Oleh : Muhammad Ilham
"Politicians are like gangsters. Unless you catch them redhanded, you never get them”.
(Sylvi Ronie : dipopulerkan Prof JE. Sahetapy dalam acara Indonesia Lawyer Club)
"Politicians are like gangsters. Unless you catch them redhanded, you never get them”.

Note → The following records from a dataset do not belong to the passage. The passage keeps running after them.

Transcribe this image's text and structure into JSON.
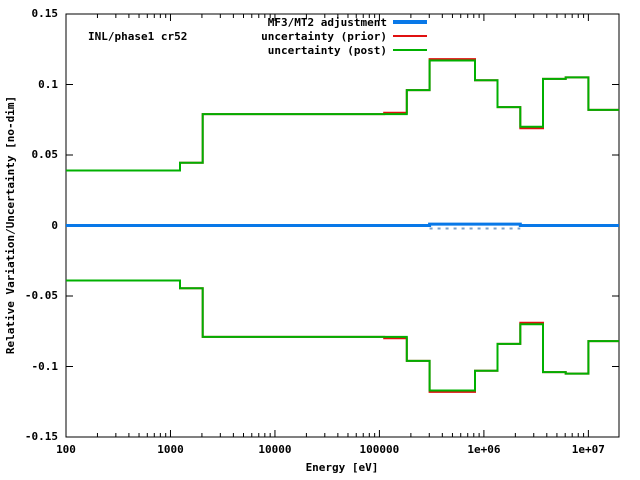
{
  "annotation": "INL/phase1 cr52",
  "legend": {
    "items": [
      {
        "label": "MF3/MT2 adjustment",
        "color": "#0878e8",
        "thickness": 4
      },
      {
        "label": "uncertainty (prior)",
        "color": "#e01010",
        "thickness": 2
      },
      {
        "label": "uncertainty (post)",
        "color": "#00b000",
        "thickness": 2
      }
    ]
  },
  "axes": {
    "xlabel": "Energy [eV]",
    "ylabel": "Relative Variation/Uncertainty [no-dim]",
    "x_scale": "log",
    "xlim": [
      100,
      19640000
    ],
    "ylim": [
      -0.15,
      0.15
    ],
    "x_tick_values": [
      100,
      1000,
      10000,
      100000,
      1000000,
      10000000
    ],
    "x_tick_labels": [
      "100",
      "1000",
      "10000",
      "100000",
      "1e+06",
      "1e+07"
    ],
    "y_tick_values": [
      0.15,
      0.1,
      0.05,
      0,
      -0.05,
      -0.1,
      -0.15
    ],
    "y_tick_labels": [
      "0.15",
      "0.1",
      "0.05",
      "0",
      "-0.05",
      "-0.1",
      "-0.15"
    ],
    "grid": "off",
    "legend_position": "top-right-inside"
  },
  "chart_data": {
    "type": "line",
    "style": "step-histogram",
    "x_boundaries": [
      100,
      1234,
      2035,
      111000,
      183000,
      302000,
      821000,
      1350000,
      2230000,
      3680000,
      6070000,
      10000000,
      19640000
    ],
    "series": [
      {
        "name": "MF3/MT2 adjustment",
        "color": "#0878e8",
        "width": 3,
        "values": [
          0,
          0,
          0,
          0,
          0,
          0.001,
          0.001,
          0.001,
          0,
          0,
          0,
          0
        ]
      },
      {
        "name": "uncertainty (prior) upper",
        "color": "#e01010",
        "width": 2,
        "values": [
          0.039,
          0.0445,
          0.079,
          0.08,
          0.096,
          0.118,
          0.103,
          0.084,
          0.069,
          0.104,
          0.105,
          0.082
        ]
      },
      {
        "name": "uncertainty (prior) lower",
        "color": "#e01010",
        "width": 2,
        "values": [
          -0.039,
          -0.0445,
          -0.079,
          -0.08,
          -0.096,
          -0.118,
          -0.103,
          -0.084,
          -0.069,
          -0.104,
          -0.105,
          -0.082
        ]
      },
      {
        "name": "uncertainty (post) upper",
        "color": "#00b000",
        "width": 2,
        "values": [
          0.039,
          0.0445,
          0.079,
          0.079,
          0.096,
          0.117,
          0.103,
          0.084,
          0.07,
          0.104,
          0.105,
          0.082
        ]
      },
      {
        "name": "uncertainty (post) lower",
        "color": "#00b000",
        "width": 2,
        "values": [
          -0.039,
          -0.0445,
          -0.079,
          -0.079,
          -0.096,
          -0.117,
          -0.103,
          -0.084,
          -0.07,
          -0.104,
          -0.105,
          -0.082
        ]
      }
    ],
    "zero_dash": {
      "x_range": [
        302000,
        2230000
      ],
      "color": "#7aa0c8",
      "value": 0
    }
  }
}
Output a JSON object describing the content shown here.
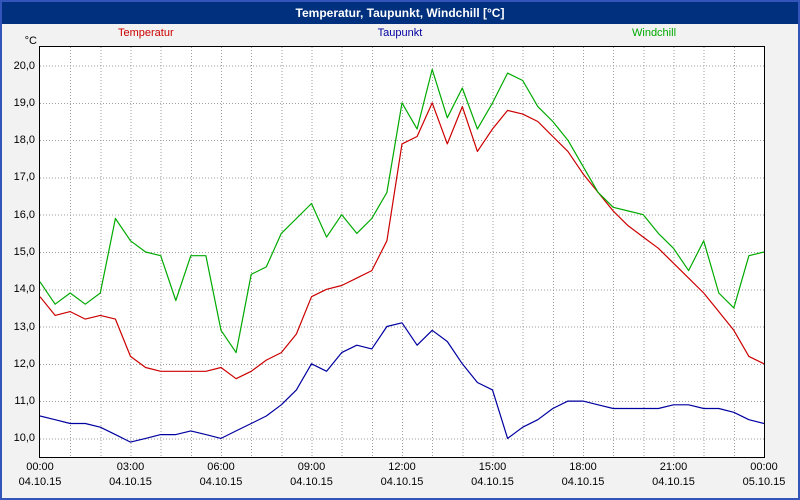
{
  "window": {
    "title": "Temperatur, Taupunkt, Windchill [°C]"
  },
  "chart_data": {
    "type": "line",
    "title": "Temperatur, Taupunkt, Windchill [°C]",
    "xlabel": "",
    "ylabel": "°C",
    "ylim": [
      9.5,
      20.5
    ],
    "grid": "dotted, vertical every hour, horizontal every 1.0 °C",
    "legend_position": "top",
    "x_hours": [
      0,
      0.5,
      1,
      1.5,
      2,
      2.5,
      3,
      3.5,
      4,
      4.5,
      5,
      5.5,
      6,
      6.5,
      7,
      7.5,
      8,
      8.5,
      9,
      9.5,
      10,
      10.5,
      11,
      11.5,
      12,
      12.5,
      13,
      13.5,
      14,
      14.5,
      15,
      15.5,
      16,
      16.5,
      17,
      17.5,
      18,
      18.5,
      19,
      19.5,
      20,
      20.5,
      21,
      21.5,
      22,
      22.5,
      23,
      23.5,
      24
    ],
    "series": [
      {
        "name": "Temperatur",
        "color": "#cc0000",
        "values": [
          13.8,
          13.3,
          13.4,
          13.2,
          13.3,
          13.2,
          12.2,
          11.9,
          11.8,
          11.8,
          11.8,
          11.8,
          11.9,
          11.6,
          11.8,
          12.1,
          12.3,
          12.8,
          13.8,
          14.0,
          14.1,
          14.3,
          14.5,
          15.3,
          17.9,
          18.1,
          19.0,
          17.9,
          18.9,
          17.7,
          18.3,
          18.8,
          18.7,
          18.5,
          18.1,
          17.7,
          17.1,
          16.6,
          16.1,
          15.7,
          15.4,
          15.1,
          14.7,
          14.3,
          13.9,
          13.4,
          12.9,
          12.2,
          12.0
        ]
      },
      {
        "name": "Taupunkt",
        "color": "#0000a0",
        "values": [
          10.6,
          10.5,
          10.4,
          10.4,
          10.3,
          10.1,
          9.9,
          10.0,
          10.1,
          10.1,
          10.2,
          10.1,
          10.0,
          10.2,
          10.4,
          10.6,
          10.9,
          11.3,
          12.0,
          11.8,
          12.3,
          12.5,
          12.4,
          13.0,
          13.1,
          12.5,
          12.9,
          12.6,
          12.0,
          11.5,
          11.3,
          10.0,
          10.3,
          10.5,
          10.8,
          11.0,
          11.0,
          10.9,
          10.8,
          10.8,
          10.8,
          10.8,
          10.9,
          10.9,
          10.8,
          10.8,
          10.7,
          10.5,
          10.4
        ]
      },
      {
        "name": "Windchill",
        "color": "#00aa00",
        "values": [
          14.2,
          13.6,
          13.9,
          13.6,
          13.9,
          15.9,
          15.3,
          15.0,
          14.9,
          13.7,
          14.9,
          14.9,
          12.9,
          12.3,
          14.4,
          14.6,
          15.5,
          15.9,
          16.3,
          15.4,
          16.0,
          15.5,
          15.9,
          16.6,
          19.0,
          18.3,
          19.9,
          18.6,
          19.4,
          18.3,
          19.0,
          19.8,
          19.6,
          18.9,
          18.5,
          18.0,
          17.3,
          16.6,
          16.2,
          16.1,
          16.0,
          15.5,
          15.1,
          14.5,
          15.3,
          13.9,
          13.5,
          14.9,
          15.0
        ]
      }
    ],
    "yticks": [
      {
        "v": 20,
        "label": "20,0"
      },
      {
        "v": 19,
        "label": "19,0"
      },
      {
        "v": 18,
        "label": "18,0"
      },
      {
        "v": 17,
        "label": "17,0"
      },
      {
        "v": 16,
        "label": "16,0"
      },
      {
        "v": 15,
        "label": "15,0"
      },
      {
        "v": 14,
        "label": "14,0"
      },
      {
        "v": 13,
        "label": "13,0"
      },
      {
        "v": 12,
        "label": "12,0"
      },
      {
        "v": 11,
        "label": "11,0"
      },
      {
        "v": 10,
        "label": "10,0"
      }
    ],
    "xticks": [
      {
        "h": 0,
        "time": "00:00",
        "date": "04.10.15"
      },
      {
        "h": 3,
        "time": "03:00",
        "date": "04.10.15"
      },
      {
        "h": 6,
        "time": "06:00",
        "date": "04.10.15"
      },
      {
        "h": 9,
        "time": "09:00",
        "date": "04.10.15"
      },
      {
        "h": 12,
        "time": "12:00",
        "date": "04.10.15"
      },
      {
        "h": 15,
        "time": "15:00",
        "date": "04.10.15"
      },
      {
        "h": 18,
        "time": "18:00",
        "date": "04.10.15"
      },
      {
        "h": 21,
        "time": "21:00",
        "date": "04.10.15"
      },
      {
        "h": 24,
        "time": "00:00",
        "date": "05.10.15"
      }
    ],
    "colors": {
      "frame_border": "#3354b8",
      "titlebar_bg": "#00307e",
      "titlebar_text": "#ffffff",
      "plot_bg": "#ffffff",
      "grid": "#9e9e9e"
    }
  }
}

(Sylvi Ronie : dipopulerkan Prof JE. Sahetapy dalam acara Indonesia Lawyer Club)
Politik
itu busuk, kata "rakyat bawah-pinggiran", bahkan telah menjadi arus
umum pemahaman masyarakat. Opini berkembang dan terstruktur secara baik
dan massif dalam opini publik, selalu fair karena (selalu) berdasarkan sample-sample. Praktek
politik yang terjadi belakangan ini, mempertontonkan - melalui kekuatan
media massa - secara vulgar beragam kebusukan. Dunia politik yang
diisi para politisi (itu sudah pasti, karena tidak mungkin diisi oleh
seniman !) adalah sebuah keniscayaan demokrasi. Namun melihat tingkah
polah sample-sample para
politisi belakangan ini, korupsi dan hedonisme yang berkembang pada
badan-tubuh-jiwa mereka, membuat publik justru menganggap dunia politik
dan politisi sebagai public enemy, untuk tidak mengatakan benalu.

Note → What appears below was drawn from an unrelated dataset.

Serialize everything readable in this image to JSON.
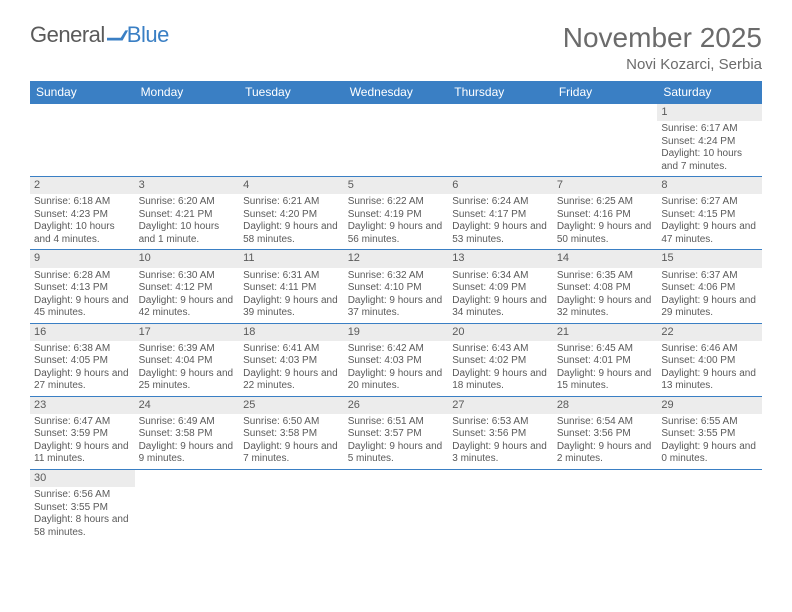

Mungkin publik over generalize, namun publik juga tidak bisa
disalahkan. Ekspektasi publik terhadap dunia politik dan para politisi
ini begitu besar. Karena itu tidaklah salah bila hedonisme yang
menjangkiti para politisi tersebut membuat publik merasa dibodohi dan
dipecundangi. Kasihan memang orang yang masuk dunia politik. Tak semua
politisi itu yang busuk, pasti ada yang berhati bening dan berjiwa
waras. Namun karena dunia politik adalah dunia tawar menawar, maka mau
tidak mau, kepentingan publik harus dikesampingkan ketika berbenturan
dengan kepentingan kelompok-partai. Banyak politisi berhati bening
tidak sanggupmenolak "pakem" ini. Karena bagaimanapun juga, ketika
seseorang ingin terjun di dunia politik, maka ia harus siap bergelut
dengan dunia kebusukan. Kalau berhasil, dia akan menjadi politisi yang
disegani kawan maupun lawan. Karena itu sebaiknya dipisahkan saja
antara agama dan politik seperti di Barat. Jelas, terukur dan gentle.

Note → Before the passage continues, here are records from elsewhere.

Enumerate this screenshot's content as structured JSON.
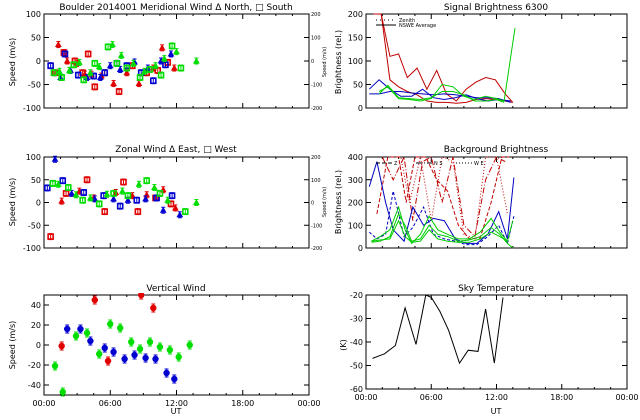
{
  "colors": {
    "red": "#e00000",
    "blue": "#0000d0",
    "green": "#00dd00",
    "darkred": "#c00000",
    "black": "#000000"
  },
  "x_ticks": [
    "00:00",
    "06:00",
    "12:00",
    "18:00",
    "00:00"
  ],
  "x_label": "UT",
  "chart_data": [
    {
      "id": "meridional",
      "type": "scatter",
      "title": "Boulder   2014001     Meridional Wind   Δ North, □ South",
      "ylabel": "Speed (m/s)",
      "ylabel_right": "Speed (m/s)",
      "ylim": [
        -100,
        100
      ],
      "yticks": [
        "100",
        "50",
        "0",
        "-50",
        "-100"
      ],
      "yticks_right": [
        "200",
        "100",
        "0",
        "-100",
        "-200"
      ],
      "xlim": [
        0,
        24
      ],
      "series": [
        {
          "name": "red",
          "color": "#e00000",
          "x": [
            1.0,
            1.3,
            1.8,
            2.1,
            2.8,
            3.0,
            3.5,
            3.7,
            4.0,
            4.3,
            4.6,
            5.2,
            5.5,
            6.3,
            6.8,
            7.5,
            8.0,
            8.6,
            9.3,
            9.9,
            10.3,
            10.7,
            11.2,
            11.8
          ],
          "y": [
            -25,
            35,
            18,
            0,
            0,
            -5,
            -25,
            -28,
            15,
            -28,
            -55,
            -32,
            -25,
            -48,
            -65,
            -25,
            -10,
            -48,
            -25,
            -15,
            -20,
            28,
            -3,
            -15
          ]
        },
        {
          "name": "blue",
          "color": "#0000d0",
          "x": [
            0.6,
            1.5,
            1.9,
            2.4,
            3.1,
            3.9,
            4.5,
            5.1,
            5.5,
            6.0,
            6.6,
            6.9,
            7.5,
            8.2,
            8.8,
            9.4,
            9.9,
            10.6,
            11.0,
            11.5
          ],
          "y": [
            -10,
            -35,
            15,
            -20,
            -30,
            -35,
            -32,
            -35,
            -25,
            -10,
            -5,
            -18,
            -10,
            -2,
            -25,
            -15,
            -42,
            0,
            -8,
            15
          ]
        },
        {
          "name": "green",
          "color": "#00dd00",
          "x": [
            0.9,
            1.4,
            1.6,
            2.3,
            2.7,
            3.2,
            3.6,
            4.2,
            4.6,
            5.0,
            5.8,
            6.2,
            6.6,
            7.0,
            7.5,
            8.1,
            8.7,
            9.1,
            9.6,
            10.1,
            10.6,
            10.9,
            11.6,
            12.0,
            12.4,
            13.8
          ],
          "y": [
            -25,
            -22,
            -35,
            -20,
            -8,
            -3,
            -40,
            -25,
            -5,
            -12,
            30,
            35,
            -5,
            12,
            -15,
            -5,
            -35,
            -22,
            -18,
            -10,
            -30,
            5,
            32,
            20,
            -15,
            0
          ]
        }
      ]
    },
    {
      "id": "signal",
      "type": "line",
      "title": "Signal Brightness      6300",
      "ylabel": "Brightness (rel.)",
      "ylim": [
        0,
        200
      ],
      "yticks": [
        "200",
        "150",
        "100",
        "50",
        "0"
      ],
      "xlim": [
        0,
        24
      ],
      "legend": [
        {
          "style": "dotted",
          "label": "Zenith"
        },
        {
          "style": "solid",
          "label": "NSWE Average"
        }
      ],
      "legend_position": "top-left",
      "series": [
        {
          "name": "red-1",
          "color": "#c00000",
          "x": [
            0.7,
            1.4,
            2.2,
            3.0,
            3.8,
            4.7,
            5.6,
            6.5,
            7.4,
            8.3,
            9.2,
            10.1,
            11.0,
            11.9,
            12.8,
            13.5
          ],
          "y": [
            200,
            200,
            110,
            115,
            65,
            85,
            40,
            80,
            30,
            15,
            40,
            55,
            65,
            60,
            30,
            12
          ]
        },
        {
          "name": "red-2",
          "color": "#c00000",
          "x": [
            0.7,
            1.4,
            2.2,
            3.0,
            3.8,
            4.7,
            5.6,
            6.5,
            7.4,
            8.3,
            9.2,
            10.1,
            11.0,
            11.9,
            12.8,
            13.5
          ],
          "y": [
            200,
            200,
            60,
            45,
            35,
            28,
            15,
            12,
            12,
            10,
            12,
            18,
            20,
            18,
            15,
            12
          ]
        },
        {
          "name": "blue-1",
          "color": "#0000c0",
          "x": [
            0.3,
            1.2,
            2.2,
            3.2,
            4.2,
            5.2,
            6.2,
            7.2,
            8.2,
            9.2,
            10.2,
            11.2,
            12.2,
            13.3
          ],
          "y": [
            40,
            60,
            40,
            25,
            25,
            40,
            22,
            18,
            22,
            28,
            20,
            15,
            18,
            15
          ]
        },
        {
          "name": "blue-2",
          "color": "#0000c0",
          "x": [
            0.3,
            1.2,
            2.2,
            3.2,
            4.2,
            5.2,
            6.2,
            7.2,
            8.2,
            9.2,
            10.2,
            11.2,
            12.2,
            13.3
          ],
          "y": [
            30,
            30,
            35,
            35,
            32,
            30,
            28,
            30,
            28,
            25,
            22,
            22,
            20,
            12
          ]
        },
        {
          "name": "green-1",
          "color": "#00cc00",
          "x": [
            1.2,
            2.0,
            3.0,
            4.0,
            5.0,
            6.0,
            7.0,
            8.0,
            9.0,
            10.0,
            11.0,
            12.0,
            12.7,
            13.7
          ],
          "y": [
            35,
            45,
            20,
            18,
            15,
            20,
            50,
            45,
            25,
            18,
            25,
            20,
            15,
            170
          ]
        },
        {
          "name": "green-2",
          "color": "#00cc00",
          "x": [
            1.2,
            2.0,
            3.0,
            4.0,
            5.0,
            6.0,
            7.0,
            8.0,
            9.0,
            10.0,
            11.0,
            12.0,
            12.7
          ],
          "y": [
            30,
            48,
            22,
            20,
            18,
            22,
            35,
            35,
            28,
            15,
            15,
            18,
            12
          ]
        }
      ]
    },
    {
      "id": "zonal",
      "type": "scatter",
      "title": "Zonal Wind      Δ East, □ West",
      "ylabel": "Speed (m/s)",
      "ylabel_right": "Speed (m/s)",
      "ylim": [
        -100,
        100
      ],
      "yticks": [
        "100",
        "50",
        "0",
        "-50",
        "-100"
      ],
      "yticks_right": [
        "200",
        "100",
        "0",
        "-100",
        "-200"
      ],
      "xlim": [
        0,
        24
      ],
      "series": [
        {
          "name": "red",
          "color": "#e00000",
          "x": [
            0.6,
            1.6,
            2.0,
            3.2,
            3.9,
            4.5,
            5.5,
            6.5,
            7.2,
            8.0,
            8.5,
            9.3,
            10.1,
            10.8,
            11.5,
            11.9
          ],
          "y": [
            -75,
            3,
            20,
            25,
            50,
            10,
            -20,
            22,
            45,
            15,
            -20,
            17,
            10,
            28,
            -3,
            -12
          ]
        },
        {
          "name": "blue",
          "color": "#0000d0",
          "x": [
            0.3,
            1.0,
            1.7,
            2.5,
            3.6,
            4.6,
            5.4,
            6.3,
            6.9,
            7.6,
            8.4,
            9.2,
            10.2,
            10.8,
            11.6,
            12.3
          ],
          "y": [
            32,
            95,
            48,
            20,
            22,
            8,
            15,
            8,
            -8,
            5,
            5,
            8,
            10,
            -17,
            15,
            -27
          ]
        },
        {
          "name": "green",
          "color": "#00dd00",
          "x": [
            0.8,
            1.3,
            2.2,
            2.9,
            3.5,
            4.2,
            5.0,
            5.7,
            6.3,
            7.1,
            7.6,
            8.6,
            9.3,
            10.0,
            10.5,
            11.2,
            12.8,
            13.8
          ],
          "y": [
            42,
            40,
            33,
            17,
            5,
            10,
            -3,
            18,
            20,
            25,
            15,
            40,
            48,
            33,
            20,
            5,
            -20,
            0
          ]
        }
      ]
    },
    {
      "id": "background",
      "type": "line",
      "title": "Background Brightness",
      "ylabel": "Brightness (rel.)",
      "ylim": [
        0,
        400
      ],
      "yticks": [
        "400",
        "300",
        "200",
        "100",
        "0"
      ],
      "xlim": [
        0,
        24
      ],
      "legend": [
        {
          "style": "dash",
          "label": "Z"
        },
        {
          "style": "dashdot",
          "label": "N S"
        },
        {
          "style": "dotted",
          "label": "W E"
        }
      ],
      "legend_position": "top-left",
      "series": [
        {
          "name": "red-1",
          "color": "#c00000",
          "x": [
            1.0,
            2.0,
            3.0,
            3.7,
            4.5,
            5.5,
            6.5,
            7.5,
            8.5,
            9.5,
            10.5,
            11.5,
            12.5,
            13.2
          ],
          "y": [
            150,
            400,
            400,
            200,
            400,
            400,
            300,
            250,
            100,
            40,
            45,
            200,
            400,
            400
          ]
        },
        {
          "name": "red-2",
          "color": "#c00000",
          "x": [
            1.5,
            2.5,
            3.5,
            4.3,
            5.2,
            6.0,
            7.0,
            8.0,
            9.0,
            10.0,
            11.0,
            12.0,
            12.8
          ],
          "y": [
            400,
            300,
            400,
            120,
            380,
            400,
            200,
            400,
            100,
            50,
            300,
            400,
            380
          ]
        },
        {
          "name": "red-3",
          "color": "#c00000",
          "x": [
            2.2,
            3.2,
            4.0,
            5.0,
            6.0,
            7.0,
            8.0,
            9.0,
            10.0,
            11.0,
            12.0,
            13.0
          ],
          "y": [
            400,
            400,
            200,
            400,
            120,
            400,
            380,
            60,
            40,
            400,
            400,
            150
          ]
        },
        {
          "name": "blue-1",
          "color": "#0000c0",
          "x": [
            0.3,
            1.0,
            1.8,
            2.5,
            3.5,
            4.3,
            5.3,
            6.2,
            7.2,
            8.2,
            9.2,
            10.2,
            11.2,
            12.2,
            13.0,
            13.6
          ],
          "y": [
            270,
            380,
            200,
            80,
            30,
            180,
            100,
            130,
            120,
            40,
            20,
            20,
            60,
            160,
            40,
            310
          ]
        },
        {
          "name": "blue-2",
          "color": "#0000c0",
          "x": [
            0.3,
            1.0,
            1.8,
            2.5,
            3.5,
            4.3,
            5.3,
            6.2,
            7.2,
            8.2,
            9.2,
            10.2,
            11.2,
            12.2,
            13.0,
            13.6
          ],
          "y": [
            70,
            40,
            60,
            250,
            50,
            90,
            180,
            60,
            40,
            30,
            15,
            15,
            50,
            100,
            20,
            140
          ]
        },
        {
          "name": "green-1",
          "color": "#00cc00",
          "x": [
            0.5,
            1.3,
            2.2,
            3.0,
            3.6,
            4.2,
            5.0,
            5.8,
            6.6,
            7.5,
            8.5,
            9.5,
            10.5,
            11.5,
            12.3,
            13.0,
            13.5
          ],
          "y": [
            30,
            50,
            80,
            180,
            80,
            20,
            60,
            140,
            80,
            60,
            40,
            40,
            70,
            130,
            70,
            30,
            120
          ]
        },
        {
          "name": "green-2",
          "color": "#00cc00",
          "x": [
            0.5,
            1.3,
            2.2,
            3.0,
            3.6,
            4.2,
            5.0,
            5.8,
            6.6,
            7.5,
            8.5,
            9.5,
            10.5,
            11.5,
            12.3,
            13.0,
            13.5
          ],
          "y": [
            25,
            30,
            50,
            150,
            100,
            30,
            40,
            100,
            60,
            50,
            30,
            35,
            50,
            90,
            60,
            20,
            0
          ]
        },
        {
          "name": "green-3",
          "color": "#00cc00",
          "x": [
            0.5,
            1.3,
            2.2,
            3.0,
            3.6,
            4.2,
            5.0,
            5.8,
            6.6,
            7.5,
            8.5,
            9.5,
            10.5,
            11.5,
            12.3,
            13.0
          ],
          "y": [
            30,
            35,
            40,
            120,
            50,
            25,
            30,
            80,
            40,
            30,
            25,
            25,
            40,
            70,
            50,
            30
          ]
        }
      ]
    },
    {
      "id": "vertical",
      "type": "scatter",
      "title": "Vertical Wind",
      "ylabel": "Speed (m/s)",
      "xlabel": "UT",
      "ylim": [
        -50,
        50
      ],
      "yticks": [
        "40",
        "20",
        "0",
        "-20",
        "-40"
      ],
      "ytick_values": [
        40,
        20,
        0,
        -20,
        -40
      ],
      "xlim": [
        0,
        24
      ],
      "series": [
        {
          "name": "red",
          "color": "#e00000",
          "x": [
            1.6,
            4.6,
            5.8,
            8.8,
            9.9
          ],
          "y": [
            -1,
            45,
            -16,
            50,
            37
          ]
        },
        {
          "name": "blue",
          "color": "#0000d0",
          "x": [
            2.1,
            3.3,
            4.2,
            5.5,
            6.3,
            7.3,
            8.2,
            9.2,
            10.1,
            11.1,
            11.8
          ],
          "y": [
            16,
            16,
            4,
            -3,
            -7,
            -14,
            -10,
            -13,
            -14,
            -28,
            -34
          ]
        },
        {
          "name": "green",
          "color": "#00dd00",
          "x": [
            1.0,
            1.7,
            2.9,
            3.9,
            5.0,
            6.0,
            6.9,
            7.9,
            8.7,
            9.6,
            10.5,
            11.4,
            12.2,
            13.2
          ],
          "y": [
            -21,
            -47,
            9,
            12,
            -9,
            21,
            17,
            3,
            -4,
            3,
            -2,
            -5,
            -12,
            0
          ]
        }
      ]
    },
    {
      "id": "skytemp",
      "type": "line",
      "title": "Sky Temperature",
      "ylabel": "(K)",
      "xlabel": "UT",
      "ylim": [
        -60,
        -20
      ],
      "yticks": [
        "-20",
        "-30",
        "-40",
        "-50",
        "-60"
      ],
      "ytick_values": [
        -20,
        -30,
        -40,
        -50,
        -60
      ],
      "xlim": [
        0,
        24
      ],
      "series": [
        {
          "name": "temperature",
          "color": "#000000",
          "x": [
            0.6,
            1.7,
            2.7,
            3.6,
            4.6,
            5.5,
            6.0,
            6.8,
            7.6,
            8.6,
            9.4,
            10.3,
            11.0,
            11.8,
            12.6
          ],
          "y": [
            -47,
            -45,
            -41.5,
            -25.5,
            -41,
            -20,
            -21,
            -27,
            -35,
            -49,
            -43.5,
            -44,
            -26,
            -49,
            -21
          ]
        }
      ]
    }
  ]
}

Kalau tidak, kasihan agama yang selalu di"tunggangi" oleh
politisi-politik. Dan (kalau tidak), fenomena "koboy Cina" dan "ceramah
Rhoma Irama", pasti akan bermunculan di berbagai daerah untuk kasus
yang sama.
Politisi
seharusnya tidak menjadi bagian utama dalam membiarkan masyarakat
mempraktekkan pola berpolitik yang merusak, seperti money politic.
Praktek jual beli suara hanya akan menjauhkan cita-cita indonesia
menjadi lebih baik. Seorang calon yang menangnya dengan cara membayar,
pasti yang dipikirkan pertama kali bagaimana mengembalikan modalnya,
bukan bagaimana memperbaiki nasib rakyatnya. Politisi yang ingin
memperbaiki negeri ini dengan setulus hati, agar tak mengajari rakyat
dengan politik transaksional. Karena itu pula, masih "segar" dalam
ingatan kita bagaimana Majelis Ulama Indonesia (pernah tahun 2009,
walau tak jadi) yang berencana mengeluarkan fatwa haram Golput,
idealnya justru mengeluarkan fatwa super "haram" bagi masyarakat untuk
memilih politisi bermasalah dan mempraktekkan politik transaksional.
Saya rasa, itu jauh lebih mendidik dan memiliki pengaruh besar dalam
meniti harapan Indonesia yang lebih baik. Bagaimanapun juga, harapan
ini harus terus kita pelihara .... sebagaimana halnya, konsep Indonesia
masih terus ada di hati masyarakat kecil, walau fungsi dan peran sebuah
negara yang bernama Indonesia tersebut, teramat kecil mereka rasakan !!